A T Level is equivalent to three A levels and will attract UCAS points. They combine classroom study (80%) with a substantial industry placement (20%) and will support young people to progress into an entry-level skilled job, a higher apprenticeship or on to further study, including at university.

2022 is a big year for T Levels, with the first cohort due to graduate and progress into the next stage of their journey, whether this be employment, university, college or an apprenticeship. All these options are open to these students, and UCAS is here to support across all these pathways.

The question we are often asked is will universities and colleges accept T Levels for entry to undergraduate courses? But is this the right question to ask? Instead, perhaps the question should be how do we support T Level students in understanding the full range of options and pathways available to them.

The introduction of T Levels alongside the implementation of the post-16 review of qualifications, are the biggest reforms to qualifications in England since the decoupling of the AS and introduction of reformed A levels, leading to structurally different A levels across the UK. While these reforms were at the forefront of the minds of the secondary and higher education sector, the introduction of T Levels doesn’t seem to have the same spotlight – and it should.

The introduction of T Levels provides universities and colleges with the opportunity to review their policies in relation to vocational and technical qualifications.
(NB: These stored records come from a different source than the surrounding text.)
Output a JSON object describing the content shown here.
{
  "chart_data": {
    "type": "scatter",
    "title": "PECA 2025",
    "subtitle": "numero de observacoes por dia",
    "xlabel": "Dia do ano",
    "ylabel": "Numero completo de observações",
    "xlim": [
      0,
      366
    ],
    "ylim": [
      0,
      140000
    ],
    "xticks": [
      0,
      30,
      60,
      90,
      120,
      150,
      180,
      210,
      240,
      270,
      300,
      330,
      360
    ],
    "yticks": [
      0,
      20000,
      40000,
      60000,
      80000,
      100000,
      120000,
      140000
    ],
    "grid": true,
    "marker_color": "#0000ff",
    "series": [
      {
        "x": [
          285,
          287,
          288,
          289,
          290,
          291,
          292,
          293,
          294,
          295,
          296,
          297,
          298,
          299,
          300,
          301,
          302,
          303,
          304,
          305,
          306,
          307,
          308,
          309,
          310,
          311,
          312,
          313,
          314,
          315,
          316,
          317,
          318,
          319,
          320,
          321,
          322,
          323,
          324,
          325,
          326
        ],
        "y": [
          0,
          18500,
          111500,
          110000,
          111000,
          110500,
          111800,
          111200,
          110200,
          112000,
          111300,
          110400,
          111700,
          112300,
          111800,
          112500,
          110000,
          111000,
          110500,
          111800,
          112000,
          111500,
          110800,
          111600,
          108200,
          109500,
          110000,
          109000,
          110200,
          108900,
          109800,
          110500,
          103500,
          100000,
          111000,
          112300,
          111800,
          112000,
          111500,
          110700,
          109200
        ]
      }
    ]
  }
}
While we know traditionally that these qualifications are uncommon at the most selective providers, T Levels offer an opportunity to think again, innovate and develop new progression pathways – such as Higher Technical Qualifications.

T Levels won’t offer progression to every route, just as A levels alone don’t. The important thing here is that students know this when selecting their Level 3 options. Recent research as part of our ‘Where next?’ series suggests that one in five unintentionally closed a door to a desired pathway due to their qualification choice, and more than one in four would have made different GCSE/National 5 choices had they known what their degree course involves – and around a third would choose different post-16 options.

UCAS has a key role to play here – we support students in exploring all their post-secondary options, with our apprenticeships search tool, Career Finder, being used 2 million times in the last year. We give tailored information and advice to students based on their background and educational context, guiding them through their journey, and T Level students are no different. Our aim is to ensure that these students are just as informed and supported as their A level counterparts, and able to understand and access the full range of opportunities available to them, as we seek to build true parity.

The rollout of T Levels will not be without its challenges. But with this comes a great opportunity to ‘level up’ technical and vocational education. The more the education sector does now to champion T Llevels, the more likely they are to be a success for students.